R 决策树参与方包预测错误-级别不匹配
我正在使用party软件包在R中构建一个CART回归树模型,但当我尝试将模型应用于测试数据集时,收到错误消息说级别不匹配 在过去的一周里,我一直在阅读论坛上的帖子,但仍然找不到解决问题的正确方法。所以我在这里用我编造的假例子重新提出这个问题。。有人能帮助解释错误信息并提供解决方案吗 我的训练数据集大约有1000条记录,测试数据集大约有150条。两个数据集中都没有NA或空白字段 我在派对套餐下使用携程的购物车型号为:R 决策树参与方包预测错误-级别不匹配,r,decision-tree,prediction,party,R,Decision Tree,Prediction,Party,我正在使用party软件包在R中构建一个CART回归树模型,但当我尝试将模型应用于测试数据集时,收到错误消息说级别不匹配 在过去的一周里,我一直在阅读论坛上的帖子,但仍然找不到解决问题的正确方法。所以我在这里用我编造的假例子重新提出这个问题。。有人能帮助解释错误信息并提供解决方案吗 我的训练数据集大约有1000条记录,测试数据集大约有150条。两个数据集中都没有NA或空白字段 我在派对套餐下使用携程的购物车型号为: mytree您可以尝试使用可比较的级别重建因子,而不是为现有因子指定新的级别。下
mytree您可以尝试使用可比较的级别重建因子,而不是为现有因子指定新的级别。下面是一个例子:
Rate Bank Product Salary
1.5 A aaa 100000
0.6 B abc 60000
3 C bac 10000
2.1 D cba 50000
1.1 E cca 80000
# start the party
library(party)
# create training data sample
data_train <- data.frame(Rate = c(1.5, 0.6, 3, 2.1, 1.1),
Bank = c("A", "B", "C", "D", "E"),
Product = c("aaa", "abc", "bac", "cba", "cca"),
Salary = c(100000, 60000, 10000, 50000, 80000))
# create testing data sample
data_test <- data.frame(Rate = c(2.0, 0.5, 0.8, 2.1),
Bank = c("A", "D", "E", "C"),
Product = c("cba", "cca", "cba", "abc"),
Salary = c(80000, 250000, 120000, 65000))
# get the union of levels between train and test for Bank and Product
bank_levels <- union(levels(data_test$Bank), levels(data_train$Bank))
product_levels <- union(levels(data_test$Product), levels(data_train$Product))
# rebuild Bank with union of levels
data_test$Bank <- with(data_test, factor(Bank, levels = bank_levels))
data_train$Bank <- with(data_train, factor(Bank, levels = bank_levels))

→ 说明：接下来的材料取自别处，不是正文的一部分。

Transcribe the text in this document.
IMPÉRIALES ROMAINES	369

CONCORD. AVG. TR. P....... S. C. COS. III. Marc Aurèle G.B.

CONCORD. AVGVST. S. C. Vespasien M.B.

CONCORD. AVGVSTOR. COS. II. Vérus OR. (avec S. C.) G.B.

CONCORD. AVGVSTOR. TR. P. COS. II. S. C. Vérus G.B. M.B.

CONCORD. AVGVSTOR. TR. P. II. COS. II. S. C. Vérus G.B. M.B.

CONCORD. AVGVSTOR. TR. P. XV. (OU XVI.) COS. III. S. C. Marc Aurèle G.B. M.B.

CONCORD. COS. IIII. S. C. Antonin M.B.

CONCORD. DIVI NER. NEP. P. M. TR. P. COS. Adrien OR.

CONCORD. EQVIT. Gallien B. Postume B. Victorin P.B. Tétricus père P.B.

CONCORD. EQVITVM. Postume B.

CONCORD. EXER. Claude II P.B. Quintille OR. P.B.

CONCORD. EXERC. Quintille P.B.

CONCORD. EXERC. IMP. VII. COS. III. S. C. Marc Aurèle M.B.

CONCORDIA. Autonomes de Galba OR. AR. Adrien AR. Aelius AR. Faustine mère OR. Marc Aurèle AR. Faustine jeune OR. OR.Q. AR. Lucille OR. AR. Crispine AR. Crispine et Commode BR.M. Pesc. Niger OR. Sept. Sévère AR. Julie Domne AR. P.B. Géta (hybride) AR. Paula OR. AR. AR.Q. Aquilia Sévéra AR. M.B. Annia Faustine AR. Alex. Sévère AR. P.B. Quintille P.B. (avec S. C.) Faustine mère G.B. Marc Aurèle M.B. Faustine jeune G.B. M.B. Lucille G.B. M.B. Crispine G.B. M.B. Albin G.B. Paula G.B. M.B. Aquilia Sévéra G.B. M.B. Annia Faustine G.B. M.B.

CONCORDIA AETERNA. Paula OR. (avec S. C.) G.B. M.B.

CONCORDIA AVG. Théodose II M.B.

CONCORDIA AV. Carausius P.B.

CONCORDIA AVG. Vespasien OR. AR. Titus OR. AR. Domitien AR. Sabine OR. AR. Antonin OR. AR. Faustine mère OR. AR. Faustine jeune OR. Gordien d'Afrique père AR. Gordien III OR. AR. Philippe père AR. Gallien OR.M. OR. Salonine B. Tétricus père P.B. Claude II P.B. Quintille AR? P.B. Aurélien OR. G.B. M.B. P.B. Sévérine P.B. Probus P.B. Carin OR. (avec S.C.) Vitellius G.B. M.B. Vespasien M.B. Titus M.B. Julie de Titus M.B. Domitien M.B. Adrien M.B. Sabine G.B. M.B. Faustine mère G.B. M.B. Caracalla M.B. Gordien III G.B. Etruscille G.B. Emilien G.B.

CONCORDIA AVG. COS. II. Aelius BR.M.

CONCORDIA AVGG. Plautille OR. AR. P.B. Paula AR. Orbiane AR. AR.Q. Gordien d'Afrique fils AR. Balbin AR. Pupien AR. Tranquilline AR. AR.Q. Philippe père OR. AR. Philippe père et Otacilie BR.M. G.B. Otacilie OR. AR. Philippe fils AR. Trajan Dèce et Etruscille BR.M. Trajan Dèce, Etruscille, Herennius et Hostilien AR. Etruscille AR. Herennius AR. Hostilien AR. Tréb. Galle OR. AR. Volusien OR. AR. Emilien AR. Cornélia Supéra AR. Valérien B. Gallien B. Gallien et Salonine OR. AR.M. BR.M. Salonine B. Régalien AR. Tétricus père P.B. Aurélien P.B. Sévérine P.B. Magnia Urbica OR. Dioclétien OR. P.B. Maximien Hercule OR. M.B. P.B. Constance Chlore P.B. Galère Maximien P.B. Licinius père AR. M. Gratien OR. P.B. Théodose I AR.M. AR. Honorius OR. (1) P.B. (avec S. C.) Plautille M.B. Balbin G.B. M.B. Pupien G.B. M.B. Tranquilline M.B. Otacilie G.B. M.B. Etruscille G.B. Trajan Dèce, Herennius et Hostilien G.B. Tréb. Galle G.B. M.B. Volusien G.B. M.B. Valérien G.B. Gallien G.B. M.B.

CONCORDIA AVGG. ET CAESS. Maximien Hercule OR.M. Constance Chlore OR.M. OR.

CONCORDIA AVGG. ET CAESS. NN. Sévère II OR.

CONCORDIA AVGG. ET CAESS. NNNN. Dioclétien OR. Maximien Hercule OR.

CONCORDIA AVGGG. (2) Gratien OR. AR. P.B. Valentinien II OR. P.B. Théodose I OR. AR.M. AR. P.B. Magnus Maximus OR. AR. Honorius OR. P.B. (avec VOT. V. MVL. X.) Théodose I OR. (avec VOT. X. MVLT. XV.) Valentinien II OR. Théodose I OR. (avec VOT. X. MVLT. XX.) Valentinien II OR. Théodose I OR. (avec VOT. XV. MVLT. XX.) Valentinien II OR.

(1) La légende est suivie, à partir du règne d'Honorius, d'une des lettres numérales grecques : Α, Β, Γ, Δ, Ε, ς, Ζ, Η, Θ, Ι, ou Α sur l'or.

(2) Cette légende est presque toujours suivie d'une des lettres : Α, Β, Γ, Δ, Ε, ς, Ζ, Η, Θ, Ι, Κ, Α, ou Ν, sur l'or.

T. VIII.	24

# rebuild Product with union of levels
data_test$Product <- with(data_test, factor(Product, levels = product_levels))
data_train$Product <- with(data_train, factor(Product, levels = product_levels))
# fit the model
mytree <- ctree(Rate ~ Bank + Product + Salary, data = data_train)
# generate predictions
fit1 <- predict(mytree, newdata = data_test)
> fit1
Rate
[1,] 1.66
[2,] 1.66
[3,] 1.66
[4,] 1.66
#开始派对
图书馆(党)
#创建培训数据样本
data_train我使用的是ctree的例子,但这基本上是巧妙地使用因子,因此可以用于严格依赖因子水平的任何算法(RandomForest等)
这一切都是为了了解R如何存储和使用因子级别。如果我们使用列车数据中使用的相同因子水平(且顺序相同)(是的,即使没有测试数据的棒击),我们使用预先训练的ctree模型进行预测
实际上,使用携程(party)软件包进行预测时,不需要使用俱乐部训练和测试数据。这是因为当您使用预先培训过的模型时,在运行时生产过程中,您可能没有那么多的内存和处理器。预先训练的模型减轻了我们在生产环境中根据大量训练数据构建模型的负担
步骤1:在构建模型时,您可以在列车数据中存储每列的系数级别(只要适用)
var\u list我在这里提供了一个变通解决方案:在训练模型时,我没有对数据进行分区,而是给0个权重来测试观察值。ctree将在培训期间忽略这些观察结果,但保留因子信息。
>is.factor(data_test$Bank)
TRUE
(Made sure Bank and Products are factors in both datasets)
>levels(data_test$Bank) <-union(levels(data_test$Bank), levels(data_train$Bank))
> levels(data_test$product)<-union(levels(data_test$product),levels(data_train$product))
> fit1<- predict(mytree,newdata=data_test)
Error in checkData(oldData, RET) :
Levels in factors of new data do not match original data
Rate Bank(altered) Bank (original)
2.0 A A
0.5 B D
0.8 C E
2.1 D C
# start the party
library(party)
# create training data sample
data_train <- data.frame(Rate = c(1.5, 0.6, 3, 2.1, 1.1),
Bank = c("A", "B", "C", "D", "E"),
Product = c("aaa", "abc", "bac", "cba", "cca"),
Salary = c(100000, 60000, 10000, 50000, 80000))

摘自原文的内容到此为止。